Saliti nel cuore del progetto quindi, si emerge in questo alto e luminoso corpo di vetro opaco, una sorta di fiore dalle forme fluide e accoglienti, snodo dei percorsi che di qui portano all'auditorium, agli spazi per le esposizioni temporanee, dove l’insolita altezza è illuminata dalla luce zenitale, intercettata da lucernari in copertura e integrata da lampade a regolazione automatica. Sempre partendo da quest’anima centrale è possibile recarsi ad altre sale destinate a ospitare piccoli nuclei delle raccolte etnografiche, pensati per instaurare di volta in volta un dialogo con le mostre di contemporanea che si terranno nelle aule contigue. All'ultimo piano, il bar e il ristorante, anch’essi vetrati e quindi pieni di luce.


Le gallerie sono parallelepipedi taglienti in cemento gettato in opera posate su un solaio di trasferimento alto 1 metro, sorretto da colonne di 80 cm di diametro e scavato da profondi cassettoni prefabbricati. Il pian terreno presenta un carattere plastico e scuro che disvela al visitatore la luce della hall, enfatizzando il sorprendente effetto di respiro della stessa.


Al piano terra il soffitto a cassettoni e il cemento armato faccia a vista ricordano l'atmosfera dell'area Ansaldo. Sale dipinte di bianco con soffitto in barisol al primo piano fanno entrare la luce negli spazi espositivi. La pavimentazione è nei toni del grigio scuro, in pietra basalto etneo. L'effetto sorpresa arriva con i colori vivaci delle pareti al piano terra. Due piani interrati sono dedicati ai parcheggi.
Fuori terra ci sono 12 mila mq di superficie lorda costruita di cui 1.500 mq per le esposizioni permanenti e 850 per quelle temporanee.



Le strutture e le facciate
La struttura in acciaio della grande “lanterna” centrale e le facciate sono state realizzate da Stahlbau Pichler seguendo un disegno tanto pulito visivamente quanto complesso dal punto di vista realizzativo.


Andando a vedere la sezione verticale della lanterna possiamo identificare: scossalina in alluminio preverniciato, lastra di compensato marino da 20 mm, manto impermeabilizzante a base bituminosa, supporto puntuale per lastra di compensato marino, elemento stabilizzante del montante verticale, isolamento termico con doppia lastra di polistirene estruso, elementi di ancoraggio del montante della facciata vetrata alla struttura in acciaio retrostante, corpo illuminante, struttura in acciaio verniciato bianco, colonna in acciaio verniciato bianco, trave di bordo in acciaio.

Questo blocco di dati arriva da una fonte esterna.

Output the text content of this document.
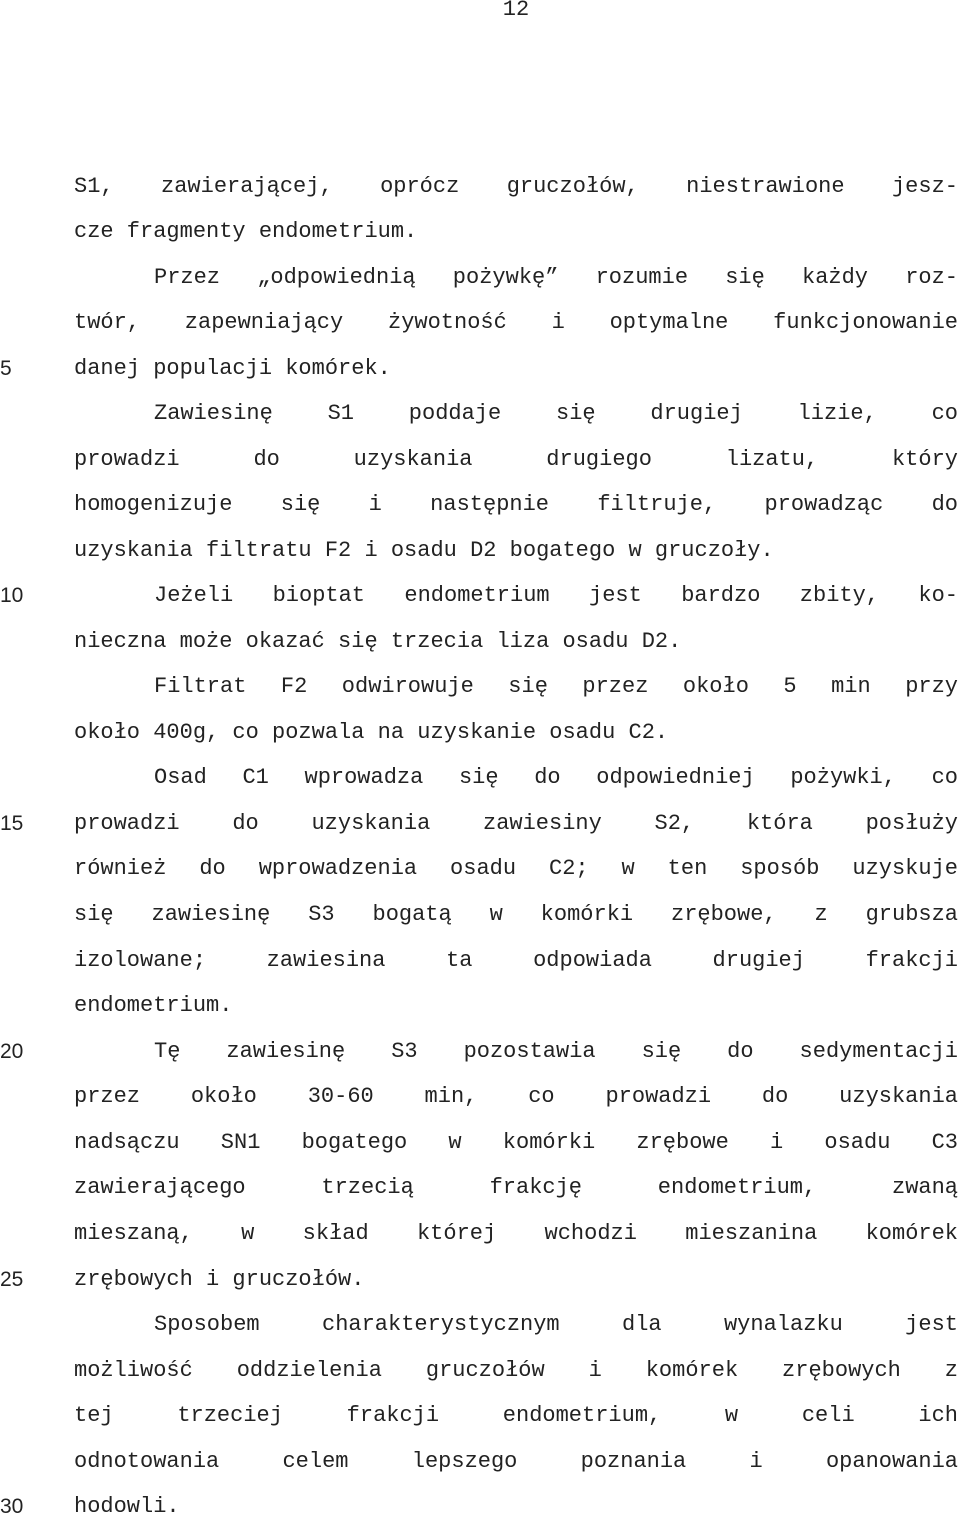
12
5
10
15
20
25
30
S1, zawierającej, oprócz gruczołów, niestrawione jesz-
cze fragmenty endometrium.
Przez „odpowiednią pożywkę” rozumie się każdy roz-
twór, zapewniający żywotność i optymalne funkcjonowanie
danej populacji komórek.
Zawiesinę S1 poddaje się drugiej lizie, co
prowadzi do uzyskania drugiego lizatu, który
homogenizuje się i następnie filtruje, prowadząc do
uzyskania filtratu F2 i osadu D2 bogatego w gruczoły.
Jeżeli bioptat endometrium jest bardzo zbity, ko-
nieczna może okazać się trzecia liza osadu D2.
Filtrat F2 odwirowuje się przez około 5 min przy
około 400g, co pozwala na uzyskanie osadu C2.
Osad C1 wprowadza się do odpowiedniej pożywki, co
prowadzi do uzyskania zawiesiny S2, która posłuży
również do wprowadzenia osadu C2; w ten sposób uzyskuje
się zawiesinę S3 bogatą w komórki zrębowe, z grubsza
izolowane; zawiesina ta odpowiada drugiej frakcji
endometrium.
Tę zawiesinę S3 pozostawia się do sedymentacji
przez około 30-60 min, co prowadzi do uzyskania
nadsączu SN1 bogatego w komórki zrębowe i osadu C3
zawierającego trzecią frakcję endometrium, zwaną
mieszaną, w skład której wchodzi mieszanina komórek
zrębowych i gruczołów.
Sposobem charakterystycznym dla wynalazku jest
możliwość oddzielenia gruczołów i komórek zrębowych z
tej trzeciej frakcji endometrium, w celi ich
odnotowania celem lepszego poznania i opanowania
hodowli.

La facciata continua esterna è realizzata con profilati in acciaio e cartelline esterne in alluminio preverniciato. Il vetrocamera è composto da doppio vetro stratificato con interlayer di pvb opalino e lastra interna ad assorbimento termico. Il grigliato in acciaio preverniciato bianco presenta una maglia 44x44, di altezza 25/10 mm e s=2 mm, fermapiede in acciaio preverniciato bianco, giunto orizzontale con sigillatura siliconica, corpo illuminante con riflettore bianco, staffa di ancoraggio in acciaio preverniciato bianco della facciata continua esterna alla struttura in acciaio retrostante, colonna in acciaio verniciato bianco, struttura d’irrigidimento in acciaio.


Il rivestimento in alluminio preverniciato è stato predisposto con isolante termico a doppia lastra di polistirene estruso di spessore minimo pari a 8 cm, massetto di pendenza in calcestruzzo alleggerito a pendenza min. 1%, soletta in calcestruzzo armato, struttura in acciaio di supporto per la vetrata della vetrina espositiva, controsoffitto in lastre fonoassorbenti avvitate su orditura metallica, piatti in acciaio calandrati preveniciati in bianco per il fissaggio del vetro, corpo illuminante montato su binario a incasso.


La parete vetrina espositiva è stata realizzata in vetro curvo extrachiaro stratificato 10+10 mm e il pavimento sopraelevato ha finitura in basaltina, supporti verticali regolabili, cordolo in calcestruzzo armato. La base della vetrina espositiva è stata prevista in pannelli modulari di mdf verniciato con piastra in acciaio verniciato bianco da 10 mm pantografata al plasma.


La facciata continua interna è realizzata con intelaiatura perimetrale in alluminio e vetro curvo extrachiaro stratificato con interlayer di pvb opalino e acidatura sulla superficie interna all’atrio.
La struttura è in acciaio, il telaio di supporto della vetrata interna è in alluminio preverniciato bianco, la lastra di tamponamento in cartongesso e i pannelli sono modulari sandwich in mdf bianco, apribili per ispezione con cerniere a scomparsa e meccanismo di chiusura nascosto.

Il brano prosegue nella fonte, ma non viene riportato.